Une chose nous afflige en tout ceci, qui nécessairement affligera quiconque aime l’Opéra et sait honnêtement rendre justice à tous les grands talens dont sa troupe se compose : c’est de voir des artistes de premier ordre ainsi relégués au second rang et n’être plus que les comparses d’un succès auquel ils eussent en d’autres circonstances pris la noble et large part qui leur convient. Le public, en témoignant à Mlle Nilsson cet enthousiasme exclusif, en n’applaudissant, ne fêtant, ne voulant qu’elle, obéit à la mobilité de son tempérament. Il boude qui l’ennuie ; tant pis pour vous, si cette psalmodie que vous débitez l’assomme, il fallait mieux choisir ; voici la lumière, il y court, s’enflamme, se passionne, quoi de plus naturel ? Le public est ingrat comme tous les amoureux, et c’est de lui surtout qu’on peut dire qu’il tirerait en feu d’artifice la lune et les étoiles pour célébrer sa maîtresse d’un soir. Par qui rend des services toute l’année, par qui, dans les bons comme dans les mauvais jours, se dévoue à son art, à son théâtre, on conçoit que cette noire ingratitude soit amèrement ressentie. La belle Ophélie a bien du charme, nous n’avons pas été les derniers à le reconnaître[1] ; mais Valentine ; Alice, Sélika, Mathilde, dona Anna, méritent pourtant aussi quelques égards, et l’habileté maintenant serait de ne point trop décourager qui les a fait vivre au répertoire et les y maintiendra quand l’étoile qui danse au firmament à cette heure d’ivresse aura filé vers d’autres cieux. Avec un génie, avec un maître, jamais pareilles ruptures d’équilibre ne sont à redouter. Dans un opéra de Rossini, de Meyerbeer, de Verdi même, il y a de la place pour tout le monde. Hamlet, sans Mlle Nilsson, n’eût pas mené longue carrière ; il réussit par elle, c’est un coup de fortune.
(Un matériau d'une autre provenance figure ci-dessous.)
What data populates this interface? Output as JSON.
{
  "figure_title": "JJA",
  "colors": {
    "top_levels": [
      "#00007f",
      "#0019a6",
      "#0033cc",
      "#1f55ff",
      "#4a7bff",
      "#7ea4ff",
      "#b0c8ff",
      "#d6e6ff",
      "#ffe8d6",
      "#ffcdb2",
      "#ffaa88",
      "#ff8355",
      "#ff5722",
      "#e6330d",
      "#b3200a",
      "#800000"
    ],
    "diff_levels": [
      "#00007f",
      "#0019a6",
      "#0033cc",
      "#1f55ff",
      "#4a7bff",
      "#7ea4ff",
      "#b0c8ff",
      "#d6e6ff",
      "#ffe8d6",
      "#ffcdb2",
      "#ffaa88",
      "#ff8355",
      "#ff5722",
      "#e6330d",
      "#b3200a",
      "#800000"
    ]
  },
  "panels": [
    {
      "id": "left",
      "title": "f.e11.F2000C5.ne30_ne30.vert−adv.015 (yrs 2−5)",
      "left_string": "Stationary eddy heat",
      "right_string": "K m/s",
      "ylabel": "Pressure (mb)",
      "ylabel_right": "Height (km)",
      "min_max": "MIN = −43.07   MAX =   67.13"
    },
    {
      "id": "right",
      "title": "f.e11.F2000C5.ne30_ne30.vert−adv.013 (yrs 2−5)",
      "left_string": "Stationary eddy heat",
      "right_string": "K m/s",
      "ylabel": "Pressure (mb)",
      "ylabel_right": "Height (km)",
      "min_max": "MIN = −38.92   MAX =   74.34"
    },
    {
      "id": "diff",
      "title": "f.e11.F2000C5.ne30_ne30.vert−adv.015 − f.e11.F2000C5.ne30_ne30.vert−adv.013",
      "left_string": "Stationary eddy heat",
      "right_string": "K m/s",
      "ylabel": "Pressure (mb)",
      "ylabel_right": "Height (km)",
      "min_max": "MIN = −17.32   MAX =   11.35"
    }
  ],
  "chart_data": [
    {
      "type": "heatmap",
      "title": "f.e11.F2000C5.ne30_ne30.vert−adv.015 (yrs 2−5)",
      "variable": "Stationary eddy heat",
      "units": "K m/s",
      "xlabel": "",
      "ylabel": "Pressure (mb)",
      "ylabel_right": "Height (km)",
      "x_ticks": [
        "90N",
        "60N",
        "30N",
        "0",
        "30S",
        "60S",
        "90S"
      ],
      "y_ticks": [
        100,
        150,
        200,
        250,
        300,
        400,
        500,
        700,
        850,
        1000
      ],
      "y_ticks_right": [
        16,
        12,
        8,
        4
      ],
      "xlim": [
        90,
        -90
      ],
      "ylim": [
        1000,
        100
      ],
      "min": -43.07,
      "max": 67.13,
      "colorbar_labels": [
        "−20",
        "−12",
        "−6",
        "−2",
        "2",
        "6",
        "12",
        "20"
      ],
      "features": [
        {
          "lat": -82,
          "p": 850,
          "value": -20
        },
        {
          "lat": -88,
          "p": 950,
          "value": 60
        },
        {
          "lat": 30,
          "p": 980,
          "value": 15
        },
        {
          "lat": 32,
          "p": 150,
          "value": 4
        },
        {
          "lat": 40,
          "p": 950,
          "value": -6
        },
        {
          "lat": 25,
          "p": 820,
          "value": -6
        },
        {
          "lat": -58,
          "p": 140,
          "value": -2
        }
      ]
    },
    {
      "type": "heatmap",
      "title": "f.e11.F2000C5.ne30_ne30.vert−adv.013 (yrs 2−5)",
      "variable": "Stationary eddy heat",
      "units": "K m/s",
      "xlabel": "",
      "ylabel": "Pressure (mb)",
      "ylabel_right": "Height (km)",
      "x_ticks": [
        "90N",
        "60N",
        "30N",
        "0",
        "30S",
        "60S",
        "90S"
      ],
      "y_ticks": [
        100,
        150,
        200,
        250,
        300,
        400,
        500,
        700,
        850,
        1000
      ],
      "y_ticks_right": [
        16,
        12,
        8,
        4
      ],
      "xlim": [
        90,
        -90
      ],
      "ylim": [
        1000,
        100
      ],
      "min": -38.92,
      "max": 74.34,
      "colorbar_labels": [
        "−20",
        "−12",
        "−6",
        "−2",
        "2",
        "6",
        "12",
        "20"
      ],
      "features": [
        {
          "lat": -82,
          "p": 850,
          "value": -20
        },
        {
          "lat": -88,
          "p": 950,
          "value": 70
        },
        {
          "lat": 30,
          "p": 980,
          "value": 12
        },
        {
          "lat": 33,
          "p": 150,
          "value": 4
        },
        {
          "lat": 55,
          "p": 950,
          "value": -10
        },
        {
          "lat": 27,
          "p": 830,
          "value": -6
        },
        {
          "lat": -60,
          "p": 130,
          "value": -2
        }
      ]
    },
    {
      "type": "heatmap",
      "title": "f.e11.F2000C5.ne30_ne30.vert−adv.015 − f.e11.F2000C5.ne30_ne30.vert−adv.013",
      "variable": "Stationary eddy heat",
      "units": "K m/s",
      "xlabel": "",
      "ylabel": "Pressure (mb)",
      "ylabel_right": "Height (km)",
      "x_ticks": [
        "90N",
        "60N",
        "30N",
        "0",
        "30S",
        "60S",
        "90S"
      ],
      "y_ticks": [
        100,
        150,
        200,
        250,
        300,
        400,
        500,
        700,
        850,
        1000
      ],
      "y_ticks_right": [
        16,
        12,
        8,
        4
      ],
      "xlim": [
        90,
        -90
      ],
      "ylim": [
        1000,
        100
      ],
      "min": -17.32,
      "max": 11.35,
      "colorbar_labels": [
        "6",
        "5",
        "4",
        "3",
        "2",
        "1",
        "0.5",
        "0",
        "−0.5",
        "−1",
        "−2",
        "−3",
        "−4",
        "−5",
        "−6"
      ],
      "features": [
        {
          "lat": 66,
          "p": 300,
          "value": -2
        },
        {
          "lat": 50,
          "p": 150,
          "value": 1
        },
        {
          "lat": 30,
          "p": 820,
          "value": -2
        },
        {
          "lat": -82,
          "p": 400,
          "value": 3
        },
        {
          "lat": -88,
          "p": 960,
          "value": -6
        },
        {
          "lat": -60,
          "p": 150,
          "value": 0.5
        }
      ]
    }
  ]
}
Elle a, comme on dit, tiré son épingle du jeu ; mais nous aimons assez son talent et sa gloire, nous aimons surtout assez ce beau théâtre, qui l’a si opportunément mise en toute lumière, pour souhaiter maintenant de la voir sortir de son paysage et figurer dans un tableau de maître, en pleine troupe et non isolément.


F. DE LAGENEVAIS.

  1. Voyez la Revue du 1er juin 1867.